When’s the best time to visit?
You can visit Cambodia any time of the year; the average temperature is around 27 to 28 degrees Celsius.
Cambodia has four seasons:
- November to February, cool and dry
- March to May, hot and dry
- June to August, hot and wet
- September to October, cool and wet
What’s the lingo?
The official language of Cambodia is Khmer. English and French are also spoken. Here are some phrases to get you started:
- Hello: Suosdei / Choum reap sor (formal)
- What is your name? Naek chmuah ey?
- My name is __: Knyom chmuah __
- How much?
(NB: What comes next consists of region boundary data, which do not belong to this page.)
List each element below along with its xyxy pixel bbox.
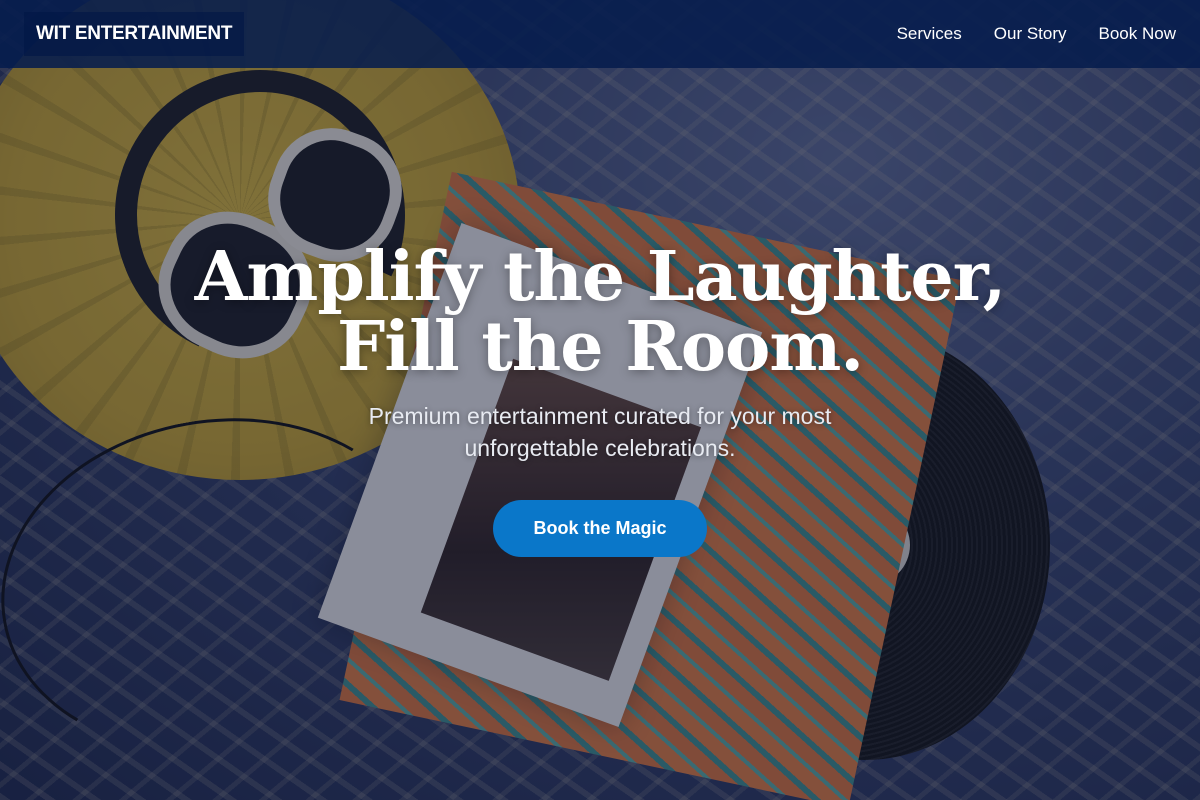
nav-link-services[interactable]: Services xyxy=(897,24,962,44)
hero-content: Amplify the Laughter, Fill the Room. Pre… xyxy=(0,242,1200,557)
book-the-magic-button[interactable]: Book the Magic xyxy=(493,500,707,557)
hero-title: Amplify the Laughter, Fill the Room. xyxy=(0,242,1200,382)
hero-title-line2: Fill the Room. xyxy=(336,307,864,387)
hero-section: Amplify the Laughter, Fill the Room. Pre… xyxy=(0,0,1200,800)
brand-logo[interactable]: WIT ENTERTAINMENT xyxy=(24,12,245,56)
hero-title-line1: Amplify the Laughter, xyxy=(194,237,1007,317)
hero-subtitle: Premium entertainment curated for your m… xyxy=(368,403,832,461)
nav-link-our-story[interactable]: Our Story xyxy=(994,24,1067,44)
nav-links: Services Our Story Book Now xyxy=(897,24,1176,44)
nav-link-book-now[interactable]: Book Now xyxy=(1099,24,1176,44)
top-navbar: WIT ENTERTAINMENT Services Our Story Boo… xyxy=(0,0,1200,68)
Nih th’lay pohnmaan?
- Thank you: Aw kohn
- Yes: Baht (for males) / Jaah (for females)
- I don’t understand: Khnom men yol teh
Last but not least
Is there anything I should know about meeting the locals?
For a formal greeting, place your hands together close to your chest and face; dip your head at the same time in a slight bow.
What’s a must-try dish?
Fish amok, a fish mousse with fresh coconut milk, and kroeung, a type of Khmer curry paste. Try the fried insects too, if you dare – grasshoppers, bamboo worms and more.
What should I buy as a souvenir?
Khmer silk, woven mats, candles and soaps, rice paper and Mekong quilts.